Carcinoembryonic Antigen (CEA)
It is a protein found in many different kinds of cells, and it is associated with cancer cell. Being a wide spectrum indicator, it is associated with colon and rectal cancer, as well as cancers of the pancreas, lung, ovary, and breast. The desirable value for non-smoker adult is less than 2.5 ng/mL, and not exceeding 5.0 ng/mL for smokers.
Carbohydrate Antigen (CA) 19-9
This protein is found highly elevated in pancreatic or gastrointestinal cancer; science has given a very powerful gift for screening cancers with just few milliliters of blood sample.
Lung Cancer
A combination of multiple serological markers can provide a very clear picture on non small cell lung cancer (NSCLC), such as SCC antigen, CEA ProGRP, CYFRA21-1, and NSE.
As a primary marker, CYFRA 21-1 in the lung, together with value > 30 ng/mL, indicates the existence of primary bronchial carcinoma with high probability.
A clear prognostic value in both early and late stages of NSCLC, high serum levels indicate an advanced tumor stage and a poor prognosis. This marker is essentially very useful in monitoring the course of NSCLC and detection of recurrent disease after primary therapy. A successful therapy is accompanied by a rapid fall in the serum level into the normal range.
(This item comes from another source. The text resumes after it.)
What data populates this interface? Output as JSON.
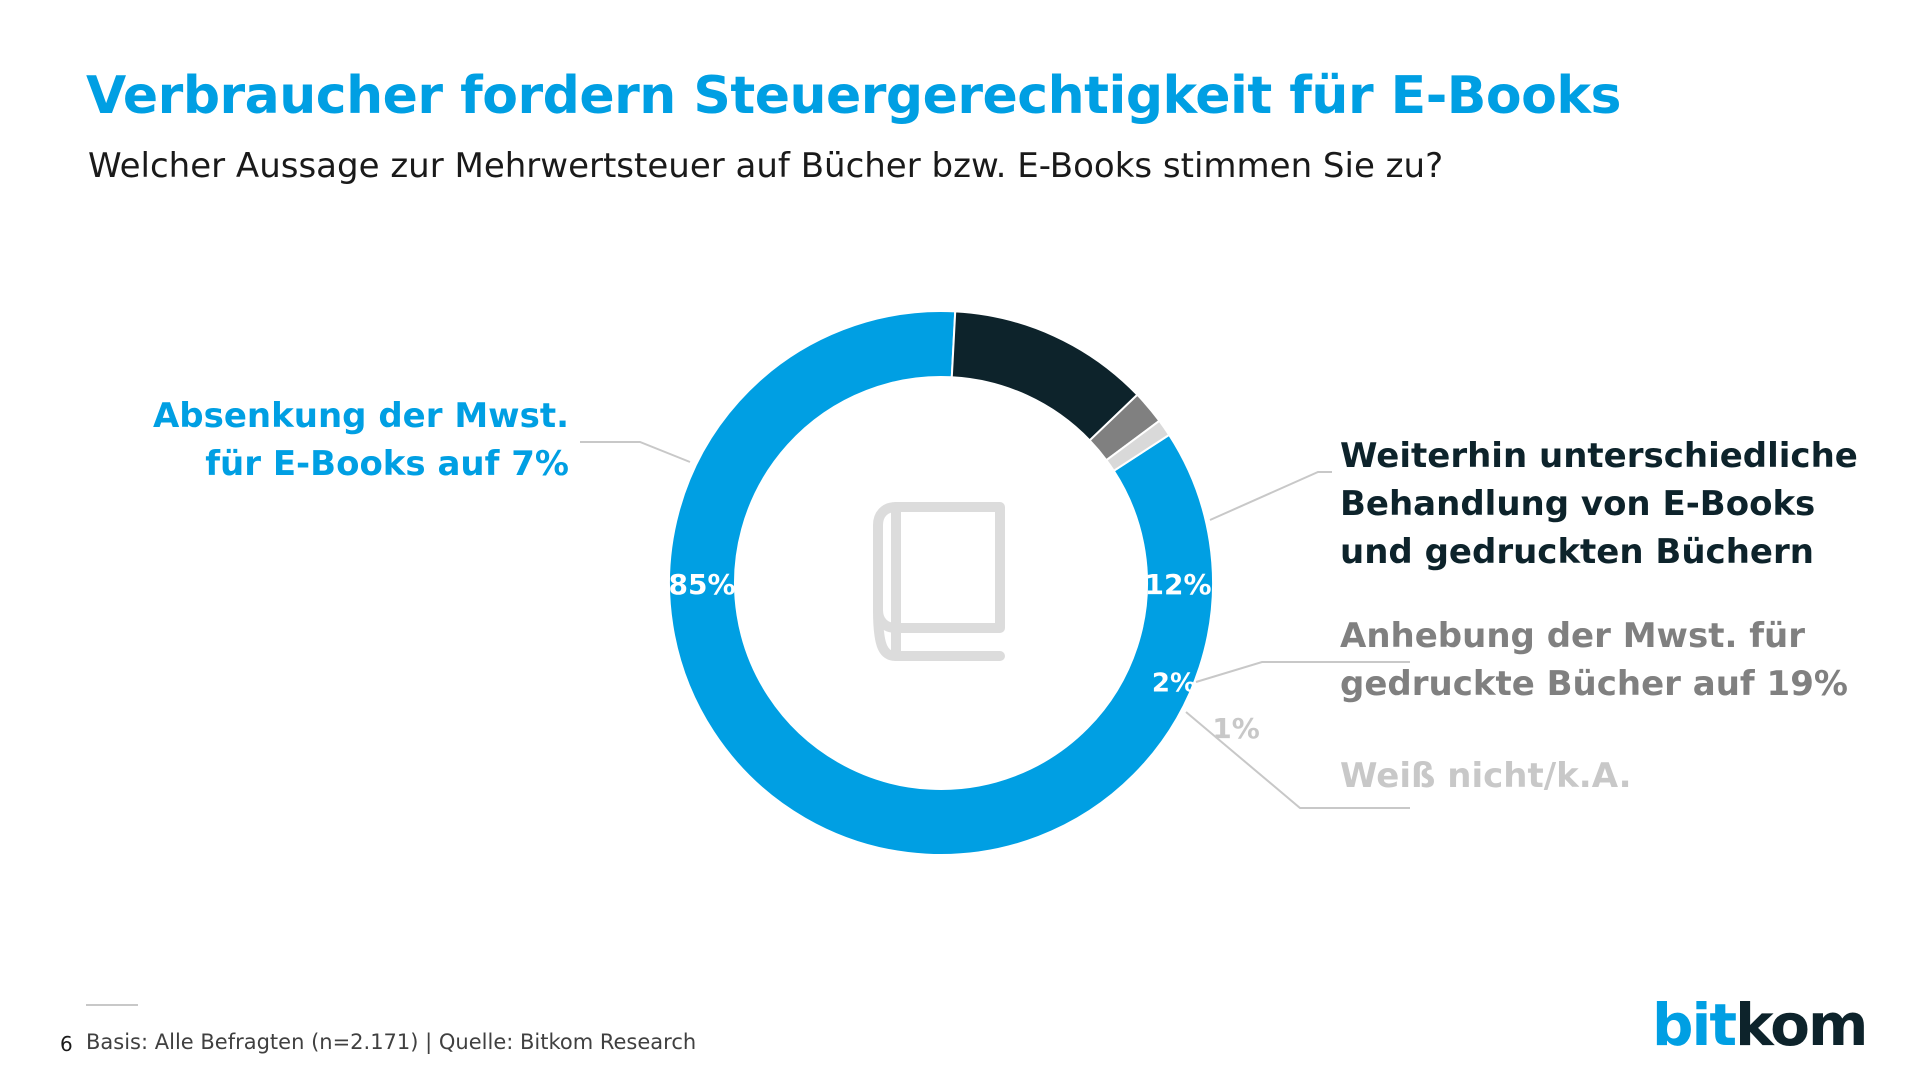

Complete blood count (CBC)
Sometimes, it is considered as the poor man’s prescription; however, CBC test substantially contributes to rule in various types of blood disease, including blood cancers.
It is important to wear your own shoes while becoming alert, as nobody knows you better than yourself, specially your food habit, work hazards, personal circumstances, family history, etc. Lifestyle and genetic disorder do play a vital role and increase the risk of developing cancer cells.
So, the frequency of screening for cancer, and knowing which specific cancer screening is to be conducted, are dependent on personal circumstances. The American Cancer Society guidelines on cancer screening in adults begin at the age of 21, such as for cervical cancer. Both men and women are at risk of colon cancer after the age of 50, and all males are at risk of prostate cancer around age fifty. It is obvious that early 50 plus is the prime time to begin regular screenings for these cancer types. Forty plus is the prime age to be tested for breast cancer, and a smoker should be screened for lung cancer after the age of fifty-five.